We had burgers and fries and then Squid made us lemon-ginger tea with honey; lemons squeezed and ginger chopped up very very small. Delicious.
When Iz wanted to make spin art I was grouchy and impatient and did not want to mess about with paint. My memory of spin art: my mom would put the spinny thing in a high-walled cardboard box, and paint would still spatter everywhere. We wore my dad’s old tshirts and newspaper was down on the floor. Paint still got everywhere.
In retrospect some of this may have been due to the differences between 1976 vs. 2006 spin art technology. More was due to my personal talent in getting paint everywhere if I even look at it crosseyed. You should see me and the bathroom after I purple up every few weeks. Ha!
I’ve been thinking non stop about Jo and her upcoming surgery. I am morbid and yet trying to be cheerful … we examined her scars from previous laparotomies or some other major abdominal surgeries. There’s no way around it, this is going to suck and be really painful for her. I read obsessively on the net about ovarian cysts (not just the “you have a cyst out of control” but “There are massive multiple cysts all over your pelvis and your ca-125 count is up” cysts. The CA-125 count does not seem to mean much on its own as it has a very high false positive rate and it being low does not mean much either; but they take it as a baseline and its changes over time can be meaningful. Also, malignant ovarian cancer is really rare and the benign kind is yukky but way, way more common. Still, I’m extremely unnerved and being around Jo and knowing full well her freakoutedness under (or seething amidst) the braveness she displays I just want to pat her, every second, or give her giant hugs. But one can’t be hugging and acknowledging all that freakedoutedness all the time and so I opt for the morbid joke and the comforting swig of tea.

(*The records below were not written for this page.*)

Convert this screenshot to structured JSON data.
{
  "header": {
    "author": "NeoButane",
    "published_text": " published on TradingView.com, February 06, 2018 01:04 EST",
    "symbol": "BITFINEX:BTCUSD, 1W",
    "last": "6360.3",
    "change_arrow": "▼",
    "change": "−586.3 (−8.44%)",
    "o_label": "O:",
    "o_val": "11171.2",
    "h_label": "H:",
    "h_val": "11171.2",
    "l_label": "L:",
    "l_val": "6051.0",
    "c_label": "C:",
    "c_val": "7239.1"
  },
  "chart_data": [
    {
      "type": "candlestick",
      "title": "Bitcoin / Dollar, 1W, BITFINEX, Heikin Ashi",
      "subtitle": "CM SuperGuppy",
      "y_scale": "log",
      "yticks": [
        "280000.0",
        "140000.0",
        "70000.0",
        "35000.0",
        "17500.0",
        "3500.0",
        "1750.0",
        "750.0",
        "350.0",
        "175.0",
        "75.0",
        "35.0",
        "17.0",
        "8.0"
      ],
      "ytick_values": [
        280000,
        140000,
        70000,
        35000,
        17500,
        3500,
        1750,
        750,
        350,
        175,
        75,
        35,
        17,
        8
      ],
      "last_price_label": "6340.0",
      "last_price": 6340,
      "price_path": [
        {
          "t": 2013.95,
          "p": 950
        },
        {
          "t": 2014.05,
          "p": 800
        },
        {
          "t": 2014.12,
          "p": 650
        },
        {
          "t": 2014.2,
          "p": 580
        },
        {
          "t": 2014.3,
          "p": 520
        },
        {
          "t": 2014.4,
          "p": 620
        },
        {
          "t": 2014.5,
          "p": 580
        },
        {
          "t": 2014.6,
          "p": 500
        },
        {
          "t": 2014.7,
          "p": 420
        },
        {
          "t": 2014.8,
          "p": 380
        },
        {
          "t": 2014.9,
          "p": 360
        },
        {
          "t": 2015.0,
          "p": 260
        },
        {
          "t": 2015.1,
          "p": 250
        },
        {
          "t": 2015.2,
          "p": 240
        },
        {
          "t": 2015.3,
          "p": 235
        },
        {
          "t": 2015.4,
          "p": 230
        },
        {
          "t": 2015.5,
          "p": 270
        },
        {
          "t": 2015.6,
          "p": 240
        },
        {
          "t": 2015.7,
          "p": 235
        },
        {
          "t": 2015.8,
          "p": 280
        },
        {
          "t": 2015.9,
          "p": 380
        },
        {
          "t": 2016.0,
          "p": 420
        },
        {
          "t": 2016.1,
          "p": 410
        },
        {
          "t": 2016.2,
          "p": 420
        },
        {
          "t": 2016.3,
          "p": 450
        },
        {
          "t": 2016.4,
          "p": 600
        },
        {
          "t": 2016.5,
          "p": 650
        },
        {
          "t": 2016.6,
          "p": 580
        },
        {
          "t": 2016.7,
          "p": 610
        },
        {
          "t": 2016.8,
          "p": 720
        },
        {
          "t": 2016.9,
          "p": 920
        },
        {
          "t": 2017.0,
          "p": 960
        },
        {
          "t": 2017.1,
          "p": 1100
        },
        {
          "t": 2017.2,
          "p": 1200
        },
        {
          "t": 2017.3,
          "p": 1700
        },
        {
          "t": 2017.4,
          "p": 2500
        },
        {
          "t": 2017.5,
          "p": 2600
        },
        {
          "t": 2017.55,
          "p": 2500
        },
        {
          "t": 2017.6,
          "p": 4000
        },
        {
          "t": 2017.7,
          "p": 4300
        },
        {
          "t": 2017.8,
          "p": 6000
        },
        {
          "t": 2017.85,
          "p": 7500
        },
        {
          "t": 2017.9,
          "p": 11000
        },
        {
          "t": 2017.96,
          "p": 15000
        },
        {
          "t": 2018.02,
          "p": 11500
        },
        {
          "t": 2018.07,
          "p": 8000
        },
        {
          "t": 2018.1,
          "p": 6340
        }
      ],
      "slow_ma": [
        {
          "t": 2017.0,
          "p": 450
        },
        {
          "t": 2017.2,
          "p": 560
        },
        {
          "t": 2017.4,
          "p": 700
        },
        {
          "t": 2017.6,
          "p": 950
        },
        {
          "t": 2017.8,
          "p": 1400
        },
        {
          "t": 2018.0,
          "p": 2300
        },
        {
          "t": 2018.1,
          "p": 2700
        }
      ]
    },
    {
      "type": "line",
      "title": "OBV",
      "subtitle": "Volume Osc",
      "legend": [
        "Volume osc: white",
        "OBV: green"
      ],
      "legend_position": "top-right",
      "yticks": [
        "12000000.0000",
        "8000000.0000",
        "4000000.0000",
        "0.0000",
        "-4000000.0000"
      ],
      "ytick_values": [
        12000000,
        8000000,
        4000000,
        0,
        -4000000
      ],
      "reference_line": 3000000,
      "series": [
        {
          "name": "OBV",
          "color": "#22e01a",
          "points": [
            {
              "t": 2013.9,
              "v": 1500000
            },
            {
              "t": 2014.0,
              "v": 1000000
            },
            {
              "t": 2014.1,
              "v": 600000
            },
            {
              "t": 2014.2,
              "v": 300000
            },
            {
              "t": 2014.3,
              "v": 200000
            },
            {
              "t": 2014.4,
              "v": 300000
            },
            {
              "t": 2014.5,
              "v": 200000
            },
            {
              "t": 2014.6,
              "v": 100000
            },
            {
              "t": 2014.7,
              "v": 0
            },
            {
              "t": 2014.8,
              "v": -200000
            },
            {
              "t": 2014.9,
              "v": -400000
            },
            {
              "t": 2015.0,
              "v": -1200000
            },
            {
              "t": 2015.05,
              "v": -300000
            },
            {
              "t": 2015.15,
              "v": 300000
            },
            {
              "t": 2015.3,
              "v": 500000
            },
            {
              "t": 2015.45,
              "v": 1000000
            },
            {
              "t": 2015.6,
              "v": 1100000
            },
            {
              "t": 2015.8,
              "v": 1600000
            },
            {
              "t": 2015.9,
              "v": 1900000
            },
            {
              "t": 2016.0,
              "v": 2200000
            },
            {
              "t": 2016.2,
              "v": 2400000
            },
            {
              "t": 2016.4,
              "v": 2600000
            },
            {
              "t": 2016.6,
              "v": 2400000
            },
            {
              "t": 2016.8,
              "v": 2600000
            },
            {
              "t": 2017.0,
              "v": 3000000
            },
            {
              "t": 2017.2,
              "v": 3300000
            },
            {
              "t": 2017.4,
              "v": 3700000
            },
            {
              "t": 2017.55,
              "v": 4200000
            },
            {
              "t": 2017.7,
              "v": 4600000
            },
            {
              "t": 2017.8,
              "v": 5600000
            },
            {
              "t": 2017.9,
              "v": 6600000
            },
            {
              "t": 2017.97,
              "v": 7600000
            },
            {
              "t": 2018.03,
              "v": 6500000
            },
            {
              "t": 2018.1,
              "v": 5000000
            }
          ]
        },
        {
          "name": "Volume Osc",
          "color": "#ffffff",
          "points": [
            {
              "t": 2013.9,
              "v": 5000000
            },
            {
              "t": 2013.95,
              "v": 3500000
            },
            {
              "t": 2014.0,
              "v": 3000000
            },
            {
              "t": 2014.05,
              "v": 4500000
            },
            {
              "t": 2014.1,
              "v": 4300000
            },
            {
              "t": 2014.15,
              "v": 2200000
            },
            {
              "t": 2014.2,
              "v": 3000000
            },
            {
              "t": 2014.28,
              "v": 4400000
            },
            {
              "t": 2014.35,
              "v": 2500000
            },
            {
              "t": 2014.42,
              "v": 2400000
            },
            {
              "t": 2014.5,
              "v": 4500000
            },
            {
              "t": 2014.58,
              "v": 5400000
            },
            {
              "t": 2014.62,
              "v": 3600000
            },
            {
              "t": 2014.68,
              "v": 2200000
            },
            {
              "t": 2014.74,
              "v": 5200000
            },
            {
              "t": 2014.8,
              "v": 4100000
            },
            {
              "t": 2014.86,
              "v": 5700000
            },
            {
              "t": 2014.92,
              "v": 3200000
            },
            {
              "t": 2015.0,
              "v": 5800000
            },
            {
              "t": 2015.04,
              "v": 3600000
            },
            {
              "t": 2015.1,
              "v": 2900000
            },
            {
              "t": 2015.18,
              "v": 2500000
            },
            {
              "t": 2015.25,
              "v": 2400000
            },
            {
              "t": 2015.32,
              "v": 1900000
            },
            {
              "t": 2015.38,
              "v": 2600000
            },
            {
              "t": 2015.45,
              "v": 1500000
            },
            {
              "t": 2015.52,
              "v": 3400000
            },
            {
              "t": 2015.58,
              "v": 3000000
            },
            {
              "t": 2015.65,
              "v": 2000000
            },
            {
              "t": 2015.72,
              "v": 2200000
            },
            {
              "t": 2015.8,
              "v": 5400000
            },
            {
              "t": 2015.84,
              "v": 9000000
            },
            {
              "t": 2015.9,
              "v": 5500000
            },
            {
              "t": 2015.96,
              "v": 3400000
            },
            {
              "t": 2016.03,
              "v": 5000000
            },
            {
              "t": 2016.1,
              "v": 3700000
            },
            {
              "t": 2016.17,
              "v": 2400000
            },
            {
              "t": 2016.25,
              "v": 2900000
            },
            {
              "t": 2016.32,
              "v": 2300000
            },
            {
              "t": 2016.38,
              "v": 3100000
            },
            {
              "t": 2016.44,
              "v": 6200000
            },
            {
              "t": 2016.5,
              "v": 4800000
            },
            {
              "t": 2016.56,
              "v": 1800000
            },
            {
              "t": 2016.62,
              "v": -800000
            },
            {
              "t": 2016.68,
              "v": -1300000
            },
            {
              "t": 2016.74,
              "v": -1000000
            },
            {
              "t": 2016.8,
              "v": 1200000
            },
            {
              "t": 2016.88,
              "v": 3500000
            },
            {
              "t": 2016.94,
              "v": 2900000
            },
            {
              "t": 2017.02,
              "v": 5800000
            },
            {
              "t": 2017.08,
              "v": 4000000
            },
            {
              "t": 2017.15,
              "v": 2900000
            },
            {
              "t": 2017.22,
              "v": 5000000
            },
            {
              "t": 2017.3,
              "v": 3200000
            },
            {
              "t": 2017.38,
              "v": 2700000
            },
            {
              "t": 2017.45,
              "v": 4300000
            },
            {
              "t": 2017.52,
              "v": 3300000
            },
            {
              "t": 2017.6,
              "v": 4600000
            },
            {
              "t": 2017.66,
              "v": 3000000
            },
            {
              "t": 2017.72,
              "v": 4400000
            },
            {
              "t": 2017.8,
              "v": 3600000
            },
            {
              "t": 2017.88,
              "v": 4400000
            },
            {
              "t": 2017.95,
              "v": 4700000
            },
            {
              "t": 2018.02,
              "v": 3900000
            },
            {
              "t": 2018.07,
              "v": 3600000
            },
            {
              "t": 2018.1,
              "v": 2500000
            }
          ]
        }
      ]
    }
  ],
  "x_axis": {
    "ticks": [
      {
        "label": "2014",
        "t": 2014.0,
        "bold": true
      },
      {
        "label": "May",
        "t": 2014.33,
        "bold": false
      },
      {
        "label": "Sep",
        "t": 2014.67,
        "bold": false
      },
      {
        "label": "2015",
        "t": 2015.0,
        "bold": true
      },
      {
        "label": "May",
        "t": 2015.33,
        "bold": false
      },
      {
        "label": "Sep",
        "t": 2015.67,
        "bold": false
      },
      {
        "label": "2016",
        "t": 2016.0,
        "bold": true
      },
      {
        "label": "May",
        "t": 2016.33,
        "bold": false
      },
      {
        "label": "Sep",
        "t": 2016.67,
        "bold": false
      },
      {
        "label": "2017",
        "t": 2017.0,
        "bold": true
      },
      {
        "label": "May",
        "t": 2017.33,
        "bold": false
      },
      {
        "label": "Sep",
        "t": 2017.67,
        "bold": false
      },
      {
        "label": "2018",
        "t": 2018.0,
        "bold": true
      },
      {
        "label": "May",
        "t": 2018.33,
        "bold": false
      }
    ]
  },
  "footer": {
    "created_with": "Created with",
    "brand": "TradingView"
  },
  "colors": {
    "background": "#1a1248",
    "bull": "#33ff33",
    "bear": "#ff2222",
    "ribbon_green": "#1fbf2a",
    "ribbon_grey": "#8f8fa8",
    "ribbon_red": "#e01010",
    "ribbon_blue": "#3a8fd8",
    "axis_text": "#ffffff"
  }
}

And then though I have been thinking about this all weekend I haven’t wanted to write about it because it seemed like it could look like deliberate melodrama and also one could say dumb things. Or make it worse by talking about it. Or write about it on one’s blog for the hit counts to go up, even, or people might think that of me. On the other hand the more I think hard about something upsetting, the weirder and more unnatural it is *not* to blog about it, and the more it feels like a lie not to say. I am sure many other bloggers know what I mean about that feeling. And since Jo is writing about this on her own blog(s), it would at some point be more odd for me NOT to talk about it, since we’re friends. (That was convoluted!)
But YES of course underneath I am ready to cry constantly and going “Aaaaa is this the last time I will look at the stars with my friend? Or drive around together, or eat dinner? Please don’t let her die from surgery or in the hospital afterwards in some horrible way or slowly from cancer afterwards.” Duh. Of course that was going through my head every single second. Combined with the inevitable self-centered wallowing thoughts like “If only I had been a better friend, then right now I would not feel so crappy.” (Which of course is not true.)
So in the car I put on the funky “Stymie and the P.L.I.O.” cd that Barak gave me and played the “Home” song on it to feel better, which worked like a fabulous funky hot bath of soothing cheer on my freaked-out heart. I wished I could have been shining and brilliant and witty and funny to distract and cheer her. Instead I was just sort of there. We hope that’s enough sometimes.
Back to the spin art. As I said, I was grouchy and negative thinking of the fuss and clean-up for Squid that it would surely entail. (After a long day for her and a night spent at the hospital with baby Mali, who had croup.) Squid was more cheerful, helped, figured out the paint situation, all while lugging a baby around, making tea, trying to eat her own dinner, and wrangling Leelo. So I settled in and then got very into making the little squares of cardboard. Iz and Moomin made a bunch of them, and Jo and I took our turns! We pushed the medium; as always she is an ideal partner for making a slightly boring activity as interesting as possible and asking silly yet excellent questions like “What can we do to this square of cardboard and spinny machine that no one meant us to do?” We used hairpins and french fries to smudge and scratch the paint and, given a little more time, could probably have invented something horrifying. There was some wild talk about using non-paint household substances.
It was a cosy, nice, low-key night. And may there be many more.